Sementara itu, anggota Fraksi Golkar Endang Maria menarik diri sebagai salah seorang pengusul RUU Ketahanan Keluarga. Endang mengatakan, dirinya terlibat menjadi pengusul RUU tersebut sebagai pribadi anggota DPR, bukan atas nama Fraksi Golkar. "Itu usul pribadi sebagai anggota dan memang sudah ditarik," ujarnya.

Endang menyampaikan alasan dirinya ikut mengusulkan RUU karena dipicu tingginya masalah kekerasan seksual, pemerkosaan, narkoba, hingga miras. Perilaku para remaja hingga anak-anak ke arah seks bebas juga menjadi kekhawatirannya. "Sebetulnya itu yang memprihatinkan pribadi saya," ucapnya.

Kapoksi Baleg Fraksi Golkar Nurul Arifin menyebut pihaknya kecolongan. Sebab, salah seorang anggotanya, Endang Maria, tiba-tiba menjadi pengusul RUU Ketahanan Keluarga. Menurut dia, yang bersangkutan sama sekali tidak berkonsultasi dengan fraksi. "Fraksi Partai Golkar merasa kecolongan. Seharusnya dia (Endang Maria, Red) berkonsultasi dan presentasi kepada fraksi sebelum menjadi pengusung suatu RUU," kata Nurul Arifin.

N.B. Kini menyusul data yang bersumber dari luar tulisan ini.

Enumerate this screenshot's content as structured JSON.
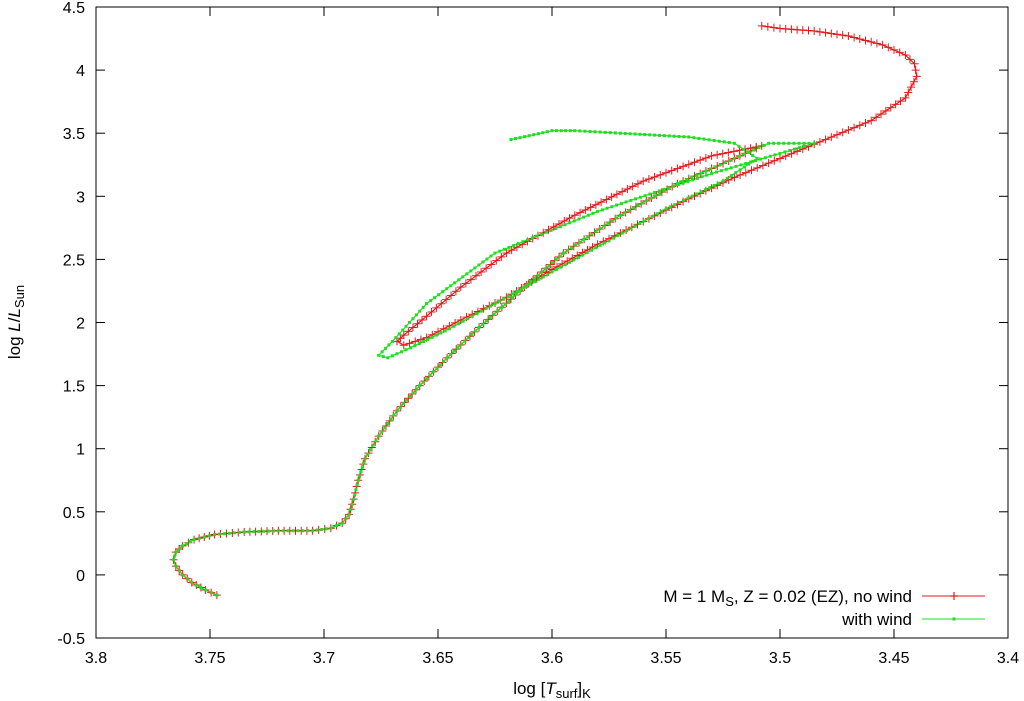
{
  "chart_data": {
    "type": "line",
    "xlabel": {
      "base": "log [",
      "italic": "T",
      "sub": "surf",
      "close": "]",
      "sub2": "K"
    },
    "ylabel": {
      "base": "log ",
      "italic": "L",
      "slash": "/",
      "italic2": "L",
      "sub": "Sun"
    },
    "x_reversed": true,
    "xlim": [
      3.8,
      3.4
    ],
    "ylim": [
      -0.5,
      4.5
    ],
    "xticks": [
      "3.8",
      "3.75",
      "3.7",
      "3.65",
      "3.6",
      "3.55",
      "3.5",
      "3.45",
      "3.4"
    ],
    "yticks": [
      "-0.5",
      "0",
      "0.5",
      "1",
      "1.5",
      "2",
      "2.5",
      "3",
      "3.5",
      "4",
      "4.5"
    ],
    "grid": false,
    "legend_position": "bottom-right",
    "series": [
      {
        "name": "M = 1 M_S, Z = 0.02 (EZ), no wind",
        "legend": {
          "pre": "M = 1 M",
          "sub": "S",
          "post": ", Z = 0.02 (EZ), no wind"
        },
        "color": "#e41a1c",
        "marker": "plus",
        "points": [
          [
            3.747,
            -0.16
          ],
          [
            3.752,
            -0.12
          ],
          [
            3.758,
            -0.06
          ],
          [
            3.762,
            0.0
          ],
          [
            3.765,
            0.07
          ],
          [
            3.766,
            0.12
          ],
          [
            3.765,
            0.18
          ],
          [
            3.762,
            0.23
          ],
          [
            3.757,
            0.28
          ],
          [
            3.748,
            0.32
          ],
          [
            3.735,
            0.34
          ],
          [
            3.72,
            0.35
          ],
          [
            3.705,
            0.35
          ],
          [
            3.697,
            0.37
          ],
          [
            3.692,
            0.41
          ],
          [
            3.689,
            0.48
          ],
          [
            3.687,
            0.6
          ],
          [
            3.685,
            0.75
          ],
          [
            3.682,
            0.92
          ],
          [
            3.676,
            1.1
          ],
          [
            3.668,
            1.3
          ],
          [
            3.658,
            1.5
          ],
          [
            3.646,
            1.72
          ],
          [
            3.632,
            1.96
          ],
          [
            3.614,
            2.25
          ],
          [
            3.595,
            2.55
          ],
          [
            3.57,
            2.85
          ],
          [
            3.545,
            3.1
          ],
          [
            3.52,
            3.3
          ],
          [
            3.508,
            3.4
          ],
          [
            3.53,
            3.32
          ],
          [
            3.56,
            3.12
          ],
          [
            3.59,
            2.85
          ],
          [
            3.62,
            2.55
          ],
          [
            3.64,
            2.28
          ],
          [
            3.655,
            2.05
          ],
          [
            3.665,
            1.9
          ],
          [
            3.668,
            1.85
          ],
          [
            3.665,
            1.82
          ],
          [
            3.655,
            1.88
          ],
          [
            3.64,
            2.02
          ],
          [
            3.62,
            2.2
          ],
          [
            3.6,
            2.42
          ],
          [
            3.58,
            2.62
          ],
          [
            3.56,
            2.8
          ],
          [
            3.54,
            2.98
          ],
          [
            3.52,
            3.15
          ],
          [
            3.5,
            3.3
          ],
          [
            3.48,
            3.45
          ],
          [
            3.46,
            3.6
          ],
          [
            3.445,
            3.78
          ],
          [
            3.44,
            3.95
          ],
          [
            3.441,
            4.05
          ],
          [
            3.445,
            4.12
          ],
          [
            3.455,
            4.2
          ],
          [
            3.47,
            4.27
          ],
          [
            3.485,
            4.31
          ],
          [
            3.5,
            4.33
          ],
          [
            3.508,
            4.35
          ]
        ]
      },
      {
        "name": "with wind",
        "legend": {
          "pre": "with wind",
          "sub": "",
          "post": ""
        },
        "color": "#22dd22",
        "marker": "square",
        "points": [
          [
            3.747,
            -0.16
          ],
          [
            3.752,
            -0.12
          ],
          [
            3.758,
            -0.06
          ],
          [
            3.762,
            0.0
          ],
          [
            3.765,
            0.07
          ],
          [
            3.766,
            0.12
          ],
          [
            3.765,
            0.18
          ],
          [
            3.762,
            0.23
          ],
          [
            3.757,
            0.28
          ],
          [
            3.748,
            0.32
          ],
          [
            3.735,
            0.34
          ],
          [
            3.72,
            0.35
          ],
          [
            3.705,
            0.35
          ],
          [
            3.697,
            0.37
          ],
          [
            3.692,
            0.41
          ],
          [
            3.689,
            0.48
          ],
          [
            3.687,
            0.6
          ],
          [
            3.685,
            0.75
          ],
          [
            3.682,
            0.92
          ],
          [
            3.676,
            1.1
          ],
          [
            3.668,
            1.3
          ],
          [
            3.658,
            1.5
          ],
          [
            3.646,
            1.72
          ],
          [
            3.632,
            1.96
          ],
          [
            3.614,
            2.25
          ],
          [
            3.595,
            2.55
          ],
          [
            3.57,
            2.85
          ],
          [
            3.545,
            3.1
          ],
          [
            3.52,
            3.3
          ],
          [
            3.505,
            3.42
          ],
          [
            3.485,
            3.42
          ],
          [
            3.53,
            3.18
          ],
          [
            3.58,
            2.88
          ],
          [
            3.625,
            2.55
          ],
          [
            3.655,
            2.15
          ],
          [
            3.67,
            1.85
          ],
          [
            3.676,
            1.74
          ],
          [
            3.672,
            1.72
          ],
          [
            3.662,
            1.8
          ],
          [
            3.645,
            1.95
          ],
          [
            3.625,
            2.15
          ],
          [
            3.6,
            2.4
          ],
          [
            3.575,
            2.65
          ],
          [
            3.55,
            2.9
          ],
          [
            3.525,
            3.12
          ],
          [
            3.51,
            3.3
          ],
          [
            3.52,
            3.42
          ],
          [
            3.54,
            3.47
          ],
          [
            3.57,
            3.5
          ],
          [
            3.59,
            3.52
          ],
          [
            3.6,
            3.52
          ],
          [
            3.61,
            3.48
          ],
          [
            3.618,
            3.45
          ]
        ]
      }
    ]
  }
}
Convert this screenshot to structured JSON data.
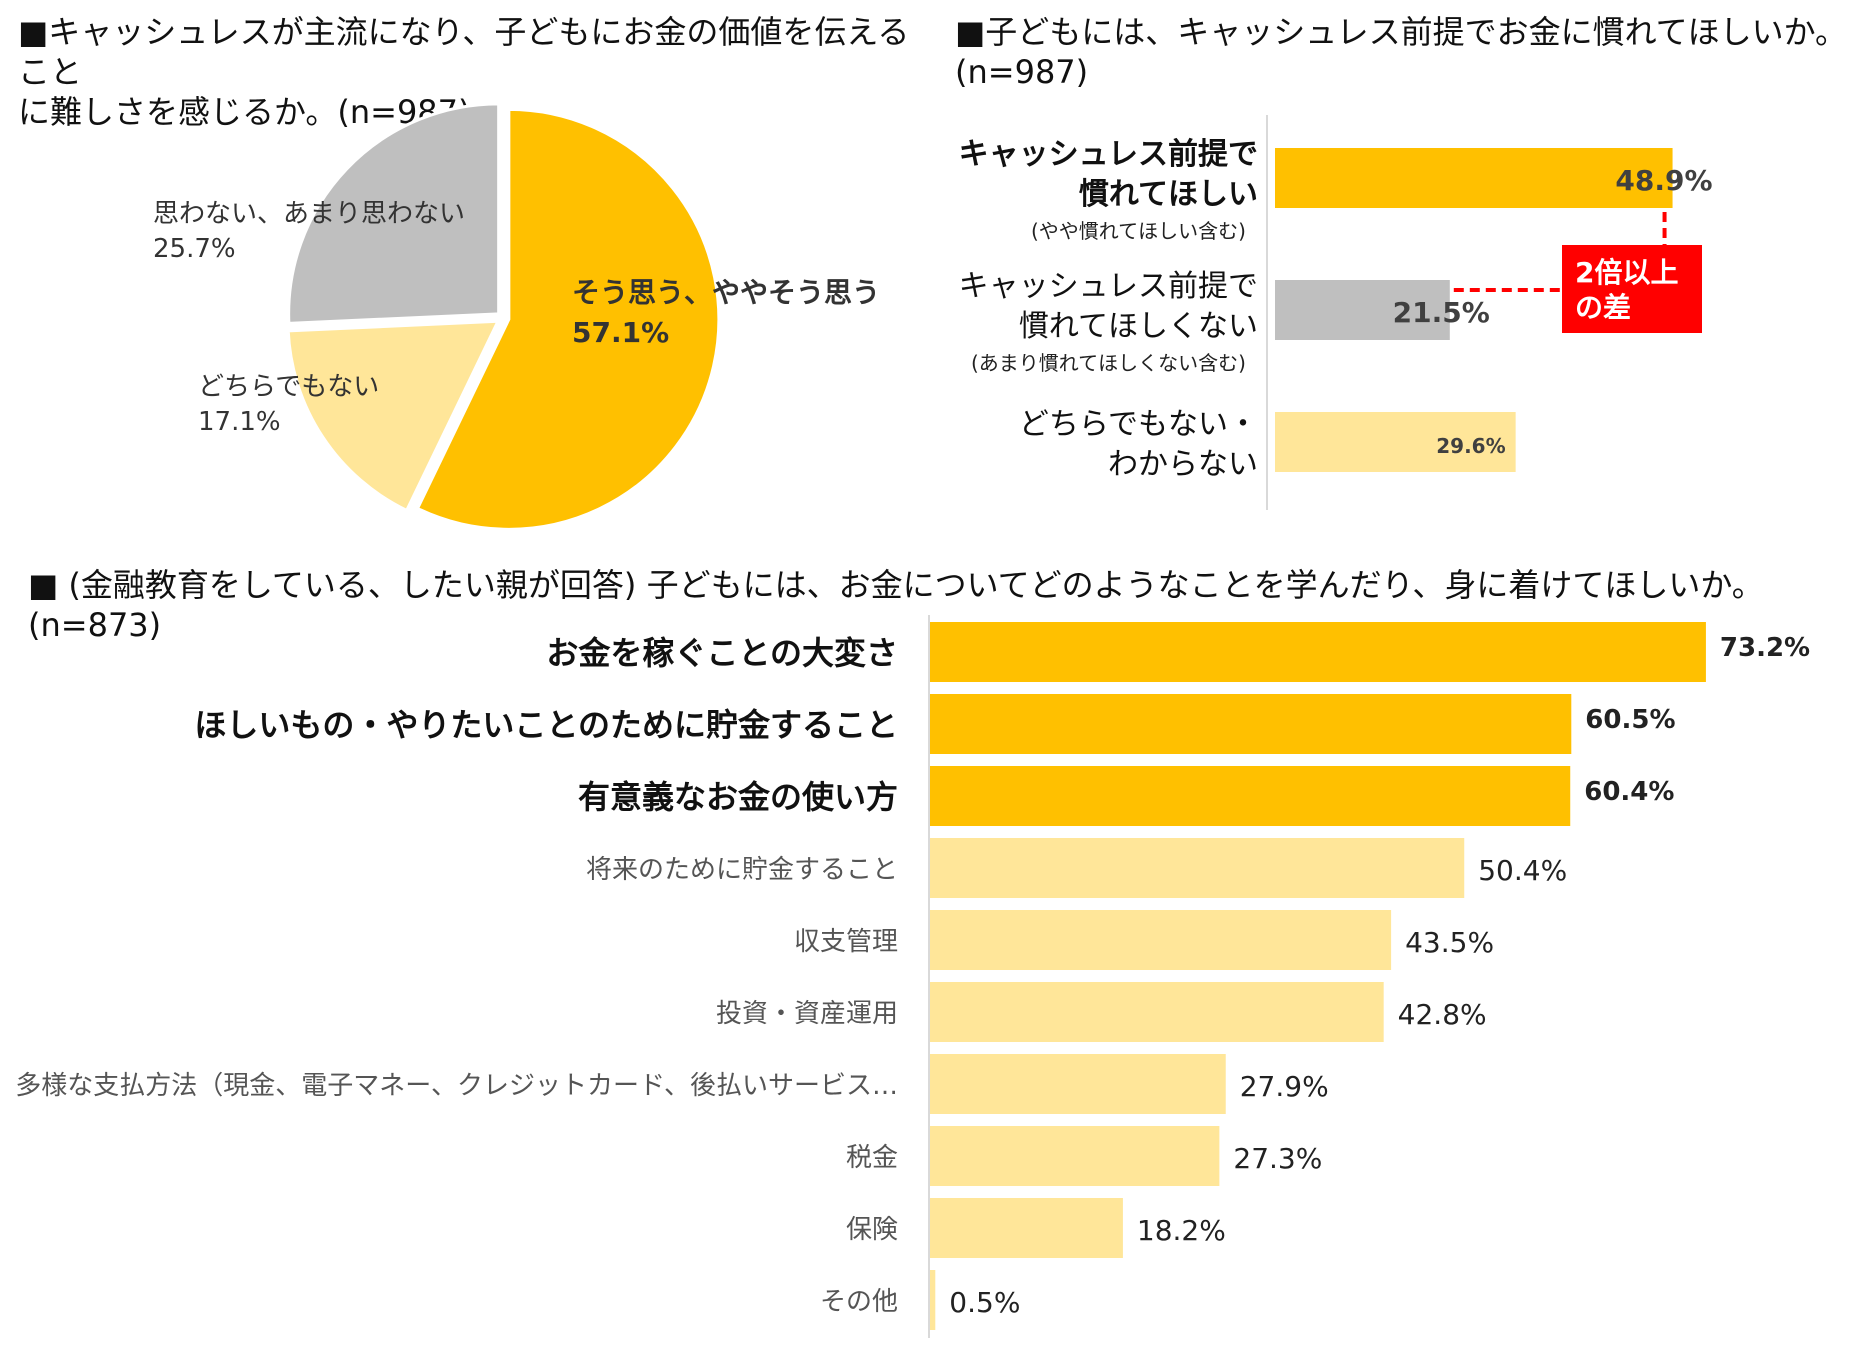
{
  "chart_data": [
    {
      "type": "pie",
      "title": "■キャッシュレスが主流になり、子どもにお金の価値を伝えることに難しさを感じるか。(n=987)",
      "title_lines": [
        "■キャッシュレスが主流になり、子どもにお金の価値を伝えること",
        "に難しさを感じるか。(n=987)"
      ],
      "slices": [
        {
          "label": "そう思う、ややそう思う",
          "value": 57.1,
          "value_label": "57.1%",
          "color": "#FFC000",
          "bold": true
        },
        {
          "label": "どちらでもない",
          "value": 17.1,
          "value_label": "17.1%",
          "color": "#FFE699",
          "bold": false
        },
        {
          "label": "思わない、あまり思わない",
          "value": 25.7,
          "value_label": "25.7%",
          "color": "#BFBFBF",
          "bold": false
        }
      ]
    },
    {
      "type": "bar",
      "orientation": "horizontal",
      "title": "■子どもには、キャッシュレス前提でお金に慣れてほしいか。(n=987)",
      "title_lines": [
        "■子どもには、キャッシュレス前提でお金に慣れてほしいか。",
        "(n=987)"
      ],
      "categories": [
        {
          "lines": [
            "キャッシュレス前提で",
            "慣れてほしい"
          ],
          "sub": "(やや慣れてほしい含む)",
          "value": 48.9,
          "value_label": "48.9%",
          "color": "#FFC000",
          "bold": true
        },
        {
          "lines": [
            "キャッシュレス前提で",
            "慣れてほしくない"
          ],
          "sub": "(あまり慣れてほしくない含む)",
          "value": 21.5,
          "value_label": "21.5%",
          "color": "#BFBFBF",
          "bold": true
        },
        {
          "lines": [
            "どちらでもない・",
            "わからない"
          ],
          "sub": "",
          "value": 29.6,
          "value_label": "29.6%",
          "color": "#FFE699",
          "bold": false
        }
      ],
      "annotation": {
        "lines": [
          "2倍以上",
          "の差"
        ],
        "color": "#FF0000"
      }
    },
    {
      "type": "bar",
      "orientation": "horizontal",
      "title": "■ (金融教育をしている、したい親が回答) 子どもには、お金についてどのようなことを学んだり、身に着けてほしいか。(n=873)",
      "categories": [
        "お金を稼ぐことの大変さ",
        "ほしいもの・やりたいことのために貯金すること",
        "有意義なお金の使い方",
        "将来のために貯金すること",
        "収支管理",
        "投資・資産運用",
        "多様な支払方法（現金、電子マネー、クレジットカード、後払いサービス…",
        "税金",
        "保険",
        "その他"
      ],
      "values": [
        73.2,
        60.5,
        60.4,
        50.4,
        43.5,
        42.8,
        27.9,
        27.3,
        18.2,
        0.5
      ],
      "value_labels": [
        "73.2%",
        "60.5%",
        "60.4%",
        "50.4%",
        "43.5%",
        "42.8%",
        "27.9%",
        "27.3%",
        "18.2%",
        "0.5%"
      ],
      "highlight_count": 3,
      "colors": {
        "highlight": "#FFC000",
        "normal": "#FFE699"
      }
    }
  ]
}
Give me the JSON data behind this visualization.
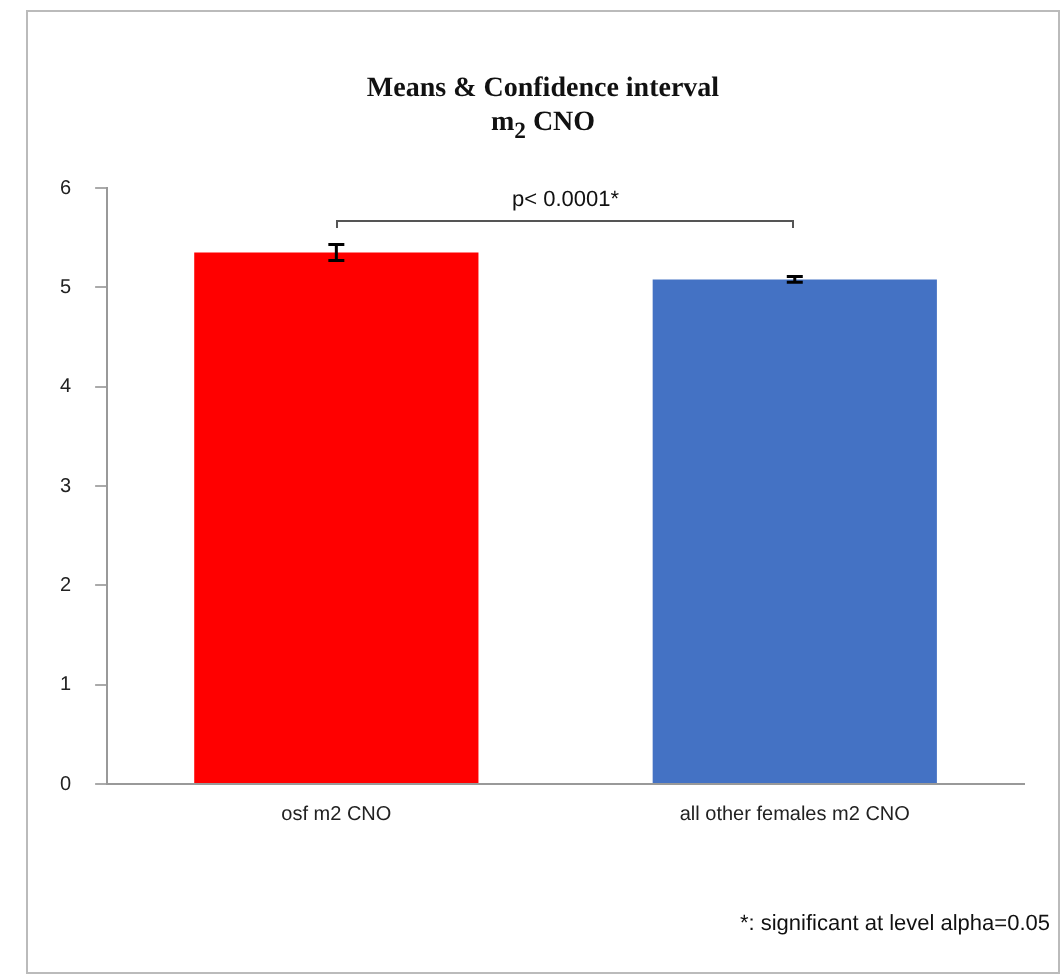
{
  "chart_data": {
    "type": "bar",
    "title": "Means & Confidence interval",
    "subtitle": "m$_{2}$ CNO",
    "categories": [
      "osf m2 CNO",
      "all other females m2 CNO"
    ],
    "values": [
      5.35,
      5.08
    ],
    "colors": [
      "#ff0000",
      "#4472c4"
    ],
    "errors": [
      0.08,
      0.03
    ],
    "ylim": [
      0,
      6
    ],
    "yticks": [
      0,
      1,
      2,
      3,
      4,
      5,
      6
    ],
    "grid": false,
    "legend": false,
    "annotations": [
      "p< 0.0001*",
      "*: significant at level alpha=0.05"
    ]
  }
}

Dia menyampaikan, Endang telah dipanggil Ketua Fraksi Golkar Kahar Muzakir untuk dimintai klarifikasi. Pihaknya mengaku berkeberatan dengan RUU tersebut karena dinilai mengurusi urusan privat sebuah keluarga. Peran negara terhadap kesejahteraan rakyat, ujar dia, sudah dilakukan dalam berbagai program. Di antaranya, Program Indonesia Pintar, Program Keluarga Harapan, sampai BPJS Kesehatan. "Tidak seharusnya urusan domestik cara mengurus keluarga diintervensi negara. Setiap keluarga, bahkan setiap anak, memiliki entitas masing-masing," imbuh wakil ketua umum Golkar itu.